There was one common theme for Facebook's hardware in 2017: VR, VR and more VR. Just under its own brand, it introduced 360-degree pro cameras, launched social VR spaces and promoted virtual reality technology at every given opportunity. There were other hardware initiatives, such as the Building 8 lab's brain-computer interface and internet drones, but there's no indication that you'll get more than peeks at these projects in 2018.
Oculus was certainly busy as well. It spent 2017 priming itself for a future in which VR is truly wireless, whether it's the low-cost Oculus Go or the advanced Project Santa Cruz prototype. It revamped its VR interface to be easier to use. While there's no guarantee the Go or Santa Cruz will reach your head in 2018, Oculus will go into the year with the clear goal of leaving clunky, complicated headsets firmly in the past.

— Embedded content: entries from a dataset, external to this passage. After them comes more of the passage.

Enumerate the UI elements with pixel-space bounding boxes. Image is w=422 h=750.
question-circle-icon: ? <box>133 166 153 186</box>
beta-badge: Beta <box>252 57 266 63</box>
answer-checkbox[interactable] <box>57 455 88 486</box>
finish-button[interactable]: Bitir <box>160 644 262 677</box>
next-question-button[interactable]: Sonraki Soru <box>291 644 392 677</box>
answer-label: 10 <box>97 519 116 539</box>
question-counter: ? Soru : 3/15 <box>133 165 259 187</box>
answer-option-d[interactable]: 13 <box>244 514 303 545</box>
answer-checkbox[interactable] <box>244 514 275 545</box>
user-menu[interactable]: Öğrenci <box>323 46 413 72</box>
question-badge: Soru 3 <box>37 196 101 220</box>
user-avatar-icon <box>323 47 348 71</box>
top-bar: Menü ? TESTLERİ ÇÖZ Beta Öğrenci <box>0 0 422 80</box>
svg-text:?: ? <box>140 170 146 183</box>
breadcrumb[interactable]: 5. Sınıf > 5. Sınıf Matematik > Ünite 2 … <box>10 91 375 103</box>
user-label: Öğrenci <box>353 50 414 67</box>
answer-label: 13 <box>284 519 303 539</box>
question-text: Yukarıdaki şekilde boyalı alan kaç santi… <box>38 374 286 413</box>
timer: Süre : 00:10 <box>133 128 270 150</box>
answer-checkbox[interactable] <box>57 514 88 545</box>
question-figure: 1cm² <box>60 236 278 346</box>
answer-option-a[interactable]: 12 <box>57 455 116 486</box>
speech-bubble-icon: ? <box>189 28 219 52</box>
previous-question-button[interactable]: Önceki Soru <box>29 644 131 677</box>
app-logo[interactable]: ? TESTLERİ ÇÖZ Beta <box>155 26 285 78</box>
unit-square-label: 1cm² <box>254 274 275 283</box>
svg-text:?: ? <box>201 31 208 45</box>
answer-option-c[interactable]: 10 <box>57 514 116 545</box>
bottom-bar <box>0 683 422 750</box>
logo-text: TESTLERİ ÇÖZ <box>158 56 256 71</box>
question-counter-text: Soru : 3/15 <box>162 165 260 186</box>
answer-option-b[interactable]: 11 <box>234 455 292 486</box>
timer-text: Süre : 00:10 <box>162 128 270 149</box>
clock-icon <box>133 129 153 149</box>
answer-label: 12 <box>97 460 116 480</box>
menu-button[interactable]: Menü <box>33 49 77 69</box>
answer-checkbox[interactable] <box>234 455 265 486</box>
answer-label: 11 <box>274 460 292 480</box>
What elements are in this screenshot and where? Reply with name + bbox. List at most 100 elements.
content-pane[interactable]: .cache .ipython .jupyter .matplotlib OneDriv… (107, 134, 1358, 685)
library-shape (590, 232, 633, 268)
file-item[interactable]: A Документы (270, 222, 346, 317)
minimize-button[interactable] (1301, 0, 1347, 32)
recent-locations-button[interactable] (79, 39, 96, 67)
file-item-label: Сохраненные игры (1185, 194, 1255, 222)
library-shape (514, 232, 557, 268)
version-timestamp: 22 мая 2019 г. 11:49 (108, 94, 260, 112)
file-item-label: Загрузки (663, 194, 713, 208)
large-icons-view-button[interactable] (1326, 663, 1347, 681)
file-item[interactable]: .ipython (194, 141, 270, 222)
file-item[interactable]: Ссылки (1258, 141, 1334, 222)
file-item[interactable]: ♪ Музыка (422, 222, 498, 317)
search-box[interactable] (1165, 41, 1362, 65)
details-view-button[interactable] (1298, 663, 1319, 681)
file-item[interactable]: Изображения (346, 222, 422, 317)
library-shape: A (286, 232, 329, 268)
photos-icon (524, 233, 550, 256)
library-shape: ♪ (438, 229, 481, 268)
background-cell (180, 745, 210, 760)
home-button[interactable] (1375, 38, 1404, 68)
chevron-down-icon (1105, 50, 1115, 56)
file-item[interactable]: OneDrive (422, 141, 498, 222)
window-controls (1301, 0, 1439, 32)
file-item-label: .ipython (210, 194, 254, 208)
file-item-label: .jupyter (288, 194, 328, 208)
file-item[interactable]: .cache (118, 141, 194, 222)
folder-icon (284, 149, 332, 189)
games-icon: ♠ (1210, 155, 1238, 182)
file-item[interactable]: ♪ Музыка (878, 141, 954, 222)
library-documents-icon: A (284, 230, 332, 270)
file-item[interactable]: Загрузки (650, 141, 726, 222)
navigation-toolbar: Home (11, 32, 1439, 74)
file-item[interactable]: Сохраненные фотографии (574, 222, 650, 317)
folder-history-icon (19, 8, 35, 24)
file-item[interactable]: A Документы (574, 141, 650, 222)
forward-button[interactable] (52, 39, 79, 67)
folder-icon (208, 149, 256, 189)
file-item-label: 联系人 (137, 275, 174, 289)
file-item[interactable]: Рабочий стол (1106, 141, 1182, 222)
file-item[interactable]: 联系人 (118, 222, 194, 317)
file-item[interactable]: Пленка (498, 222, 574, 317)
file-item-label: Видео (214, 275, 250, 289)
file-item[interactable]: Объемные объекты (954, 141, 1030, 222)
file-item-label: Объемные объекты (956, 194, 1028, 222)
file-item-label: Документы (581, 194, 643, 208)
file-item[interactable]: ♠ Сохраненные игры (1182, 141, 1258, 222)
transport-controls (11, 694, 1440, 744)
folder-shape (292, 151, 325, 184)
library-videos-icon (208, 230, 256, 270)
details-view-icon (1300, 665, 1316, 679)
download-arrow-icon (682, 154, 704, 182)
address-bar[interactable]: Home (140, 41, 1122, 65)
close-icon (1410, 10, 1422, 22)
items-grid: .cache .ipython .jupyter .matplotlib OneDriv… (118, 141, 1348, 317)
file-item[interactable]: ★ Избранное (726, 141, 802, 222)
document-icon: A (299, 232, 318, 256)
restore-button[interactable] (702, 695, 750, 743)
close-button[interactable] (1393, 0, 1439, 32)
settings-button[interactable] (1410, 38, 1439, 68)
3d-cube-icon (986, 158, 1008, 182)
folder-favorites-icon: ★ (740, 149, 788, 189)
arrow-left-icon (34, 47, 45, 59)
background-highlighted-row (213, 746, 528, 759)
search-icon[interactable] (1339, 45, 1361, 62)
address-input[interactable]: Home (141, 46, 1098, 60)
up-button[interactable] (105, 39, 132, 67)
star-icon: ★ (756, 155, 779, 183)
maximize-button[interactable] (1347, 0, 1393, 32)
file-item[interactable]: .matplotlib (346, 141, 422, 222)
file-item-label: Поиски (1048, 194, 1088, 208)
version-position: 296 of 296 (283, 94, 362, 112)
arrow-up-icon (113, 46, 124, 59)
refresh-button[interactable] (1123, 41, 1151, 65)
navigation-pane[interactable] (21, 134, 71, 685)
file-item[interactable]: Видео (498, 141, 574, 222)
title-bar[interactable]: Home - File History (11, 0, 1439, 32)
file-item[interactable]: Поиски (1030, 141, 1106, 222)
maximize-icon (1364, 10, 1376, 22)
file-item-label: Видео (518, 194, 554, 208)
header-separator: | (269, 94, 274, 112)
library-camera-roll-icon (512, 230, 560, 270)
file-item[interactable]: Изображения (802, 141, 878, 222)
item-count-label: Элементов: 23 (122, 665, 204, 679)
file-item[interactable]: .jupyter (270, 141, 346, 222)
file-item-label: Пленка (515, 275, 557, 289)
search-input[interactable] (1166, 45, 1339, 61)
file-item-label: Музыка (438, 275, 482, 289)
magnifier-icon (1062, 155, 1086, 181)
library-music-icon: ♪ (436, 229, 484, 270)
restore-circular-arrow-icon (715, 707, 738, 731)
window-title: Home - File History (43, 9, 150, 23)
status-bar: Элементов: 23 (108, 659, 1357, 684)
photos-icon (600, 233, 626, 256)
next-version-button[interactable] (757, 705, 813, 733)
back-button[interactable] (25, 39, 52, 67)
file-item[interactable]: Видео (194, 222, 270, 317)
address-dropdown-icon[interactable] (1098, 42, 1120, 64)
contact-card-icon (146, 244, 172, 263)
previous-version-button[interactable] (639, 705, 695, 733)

This was a renewal year for Microsoft's hardware. After laying low in 2016, the company's device teams sprung into action, not only refreshing products that had been left untouched for more than a year but also addressing long-standing requests from fans who wanted a more complete selection. Its PC line finally got a conventional portable in the form of the Surface Laptop, while the Surface Book 2 added a 15-inch model packing the sort of horsepower that pros and gamers crave. There's no certainty that Microsoft will continue to aggressively update its Surface line, but its device catalog is much stronger going into 2018.
The Xbox One X will shape Microsoft's new year too. Even more so than in 2017, you can expect the company to push its high-end Xbox as a vehicle for all things 4K, whether it's the latest games or streaming services. It could even be a Trojan horse for VR, given that there are plans to bring mixed reality headsets to the Xbox. The challenge is that Microsoft is somewhat late to the party. Sony offered gamers a taste of 4K with the PS4 Pro and has already been selling PlayStation VR for over a year, so Microsoft will have to spend 2018 proving that its hardware was worth the wait.